From intake to total cost

Multiply daily intake by number of animals to get herd intake per day. Multiply by days on supplement for total kilograms required. Divide by bag size to get bags needed, then multiply by price per bag.

Cost per animal is total supplement cost divided by head count. That figure is useful when you compare running cattle on veld with supplement against feeding more hay or moving animals to better camp.

Comparing two lick products

Product A might cost less per bag but require higher daily intake. Product B might be pricier but more concentrated. Run both scenarios with the same herd size and days. Also check mineral balance — a cheaper lick that under-delivers phosphorus or trace minerals can cost more in lost production later.

On shared camps, record how often you refill lick troughs. Refill frequency is a practical check on whether your planned intake matches reality.

Example: sheep on winter veld

120 ewes consume an average of 80 grams of supplement per head per day for 90 days. Total consumption is 864 kg. At 25 kg per bag, that is 35 bags. At R310 per bag, supplement cost for the period is about R10 850, or roughly R90 per ewe. If lamb survival or ewe condition slips because intake was overestimated, the real cost is higher.

Season planning on South African farms

Many farmers increase supplement when veld quality drops after frost or during drought. Build supplement cost into your winter budget alongside hay, silage and transport. If lick price jumps mid-season, knowing bags required per month helps you decide whether to reduce numbers, move camps or switch product with your nutritionist’s input.

Frequently asked questions

What do you need to plan supplement cost for a herd?

Number of animals, expected daily intake in grams per head, bag weight, price per bag, feeding period in days, and an allowance for wastage at lick points.
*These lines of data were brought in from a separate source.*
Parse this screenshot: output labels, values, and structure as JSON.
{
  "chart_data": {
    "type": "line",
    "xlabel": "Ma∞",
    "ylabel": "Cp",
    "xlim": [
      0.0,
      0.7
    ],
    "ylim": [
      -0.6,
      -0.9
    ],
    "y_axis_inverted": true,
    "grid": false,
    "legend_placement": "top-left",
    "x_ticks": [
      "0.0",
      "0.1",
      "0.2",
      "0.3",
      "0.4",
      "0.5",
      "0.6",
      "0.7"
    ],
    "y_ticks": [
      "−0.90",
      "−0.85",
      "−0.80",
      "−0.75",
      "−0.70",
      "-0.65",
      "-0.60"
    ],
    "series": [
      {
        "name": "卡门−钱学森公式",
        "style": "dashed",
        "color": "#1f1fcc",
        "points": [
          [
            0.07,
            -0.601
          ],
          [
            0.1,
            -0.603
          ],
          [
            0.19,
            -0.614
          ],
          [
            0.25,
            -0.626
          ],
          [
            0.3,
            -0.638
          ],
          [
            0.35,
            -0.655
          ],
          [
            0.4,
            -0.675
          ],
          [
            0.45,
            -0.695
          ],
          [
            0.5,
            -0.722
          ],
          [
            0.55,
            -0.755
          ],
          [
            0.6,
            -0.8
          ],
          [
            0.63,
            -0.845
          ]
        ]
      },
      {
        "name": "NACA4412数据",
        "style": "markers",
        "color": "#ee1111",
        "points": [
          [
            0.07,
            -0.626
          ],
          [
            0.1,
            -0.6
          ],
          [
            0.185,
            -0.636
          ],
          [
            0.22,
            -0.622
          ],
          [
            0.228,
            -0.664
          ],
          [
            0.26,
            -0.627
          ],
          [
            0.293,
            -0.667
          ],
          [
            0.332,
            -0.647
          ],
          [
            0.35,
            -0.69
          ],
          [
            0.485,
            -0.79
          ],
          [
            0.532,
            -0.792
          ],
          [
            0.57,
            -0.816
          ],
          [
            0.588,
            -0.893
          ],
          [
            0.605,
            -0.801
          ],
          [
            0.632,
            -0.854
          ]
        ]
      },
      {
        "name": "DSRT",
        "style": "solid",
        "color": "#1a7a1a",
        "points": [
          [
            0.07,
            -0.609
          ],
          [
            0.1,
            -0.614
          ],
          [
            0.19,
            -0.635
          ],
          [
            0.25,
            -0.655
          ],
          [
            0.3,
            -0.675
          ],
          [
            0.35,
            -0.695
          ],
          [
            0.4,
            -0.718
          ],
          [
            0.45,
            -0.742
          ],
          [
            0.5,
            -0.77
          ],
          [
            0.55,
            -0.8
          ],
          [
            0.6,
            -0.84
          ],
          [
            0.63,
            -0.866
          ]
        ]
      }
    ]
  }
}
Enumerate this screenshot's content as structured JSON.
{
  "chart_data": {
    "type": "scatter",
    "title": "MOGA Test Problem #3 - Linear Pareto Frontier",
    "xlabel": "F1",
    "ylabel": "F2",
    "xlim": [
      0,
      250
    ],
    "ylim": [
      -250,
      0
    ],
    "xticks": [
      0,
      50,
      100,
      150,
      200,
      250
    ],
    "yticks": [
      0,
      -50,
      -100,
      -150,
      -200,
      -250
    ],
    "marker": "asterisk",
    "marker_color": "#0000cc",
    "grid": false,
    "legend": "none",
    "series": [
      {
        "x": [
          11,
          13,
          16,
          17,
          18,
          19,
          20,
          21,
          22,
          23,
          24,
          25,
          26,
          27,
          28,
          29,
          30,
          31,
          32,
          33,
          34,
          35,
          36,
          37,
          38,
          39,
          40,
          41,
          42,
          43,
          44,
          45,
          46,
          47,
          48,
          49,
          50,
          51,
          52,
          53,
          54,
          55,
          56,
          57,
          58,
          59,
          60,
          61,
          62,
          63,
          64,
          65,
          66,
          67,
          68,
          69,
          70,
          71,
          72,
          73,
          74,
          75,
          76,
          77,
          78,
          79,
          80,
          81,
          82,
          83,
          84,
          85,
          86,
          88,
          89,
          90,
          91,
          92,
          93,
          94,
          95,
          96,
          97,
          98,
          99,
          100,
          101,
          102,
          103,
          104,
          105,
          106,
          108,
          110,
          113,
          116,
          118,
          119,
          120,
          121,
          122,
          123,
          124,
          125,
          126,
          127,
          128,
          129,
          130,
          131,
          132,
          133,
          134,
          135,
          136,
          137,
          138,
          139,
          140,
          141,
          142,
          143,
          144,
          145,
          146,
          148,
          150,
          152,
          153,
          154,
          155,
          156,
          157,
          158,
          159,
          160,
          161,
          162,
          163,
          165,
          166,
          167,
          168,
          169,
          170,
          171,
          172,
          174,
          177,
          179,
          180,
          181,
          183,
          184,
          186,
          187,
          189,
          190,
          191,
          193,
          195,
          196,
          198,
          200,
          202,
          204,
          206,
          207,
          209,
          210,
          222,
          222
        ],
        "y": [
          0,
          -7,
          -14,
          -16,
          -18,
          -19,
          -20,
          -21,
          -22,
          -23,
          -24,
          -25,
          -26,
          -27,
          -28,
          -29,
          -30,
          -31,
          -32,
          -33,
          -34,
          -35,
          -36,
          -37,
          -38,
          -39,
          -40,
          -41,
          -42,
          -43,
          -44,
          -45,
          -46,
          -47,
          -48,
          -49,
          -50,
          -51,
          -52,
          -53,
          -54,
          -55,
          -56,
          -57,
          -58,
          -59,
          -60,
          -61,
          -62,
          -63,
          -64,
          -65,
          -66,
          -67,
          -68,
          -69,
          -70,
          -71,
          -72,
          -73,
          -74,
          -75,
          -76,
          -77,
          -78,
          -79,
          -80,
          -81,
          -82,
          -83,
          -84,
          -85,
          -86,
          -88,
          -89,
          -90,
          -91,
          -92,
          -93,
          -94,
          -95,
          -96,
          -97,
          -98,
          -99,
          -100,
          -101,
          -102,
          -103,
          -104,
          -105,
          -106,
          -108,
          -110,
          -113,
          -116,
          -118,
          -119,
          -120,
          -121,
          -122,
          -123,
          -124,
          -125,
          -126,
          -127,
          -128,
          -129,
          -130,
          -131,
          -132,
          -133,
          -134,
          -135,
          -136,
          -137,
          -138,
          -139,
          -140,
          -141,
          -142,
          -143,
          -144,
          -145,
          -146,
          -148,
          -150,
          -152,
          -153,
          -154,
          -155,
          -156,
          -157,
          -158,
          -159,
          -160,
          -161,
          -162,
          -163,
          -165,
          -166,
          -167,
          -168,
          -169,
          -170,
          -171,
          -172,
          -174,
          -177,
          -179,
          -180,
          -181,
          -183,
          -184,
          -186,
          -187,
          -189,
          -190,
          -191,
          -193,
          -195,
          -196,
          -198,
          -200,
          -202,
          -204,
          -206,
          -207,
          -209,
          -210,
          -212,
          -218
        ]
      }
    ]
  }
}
How do you work out bags of lick required for the season?

Multiply daily intake by head count and days, convert grams to kilograms, then divide total kilograms by bag weight. Round up for partial bags and wastage.

How do you compare two lick products fairly?

Run the same herd size and days for both products using each product's expected daily intake. A lower bag price is not cheaper if animals eat more grams per day.

When should farmers increase supplement on veld?

Many increase lick after frost, during drought or when veld quality drops in winter. Build supplement cost into your winter budget alongside hay and transport.

These guides and calculators are planning tools only. Check results against your farm records, feed labels, supplier prices and professional advice from your nutritionist, veterinarian or financial adviser where needed.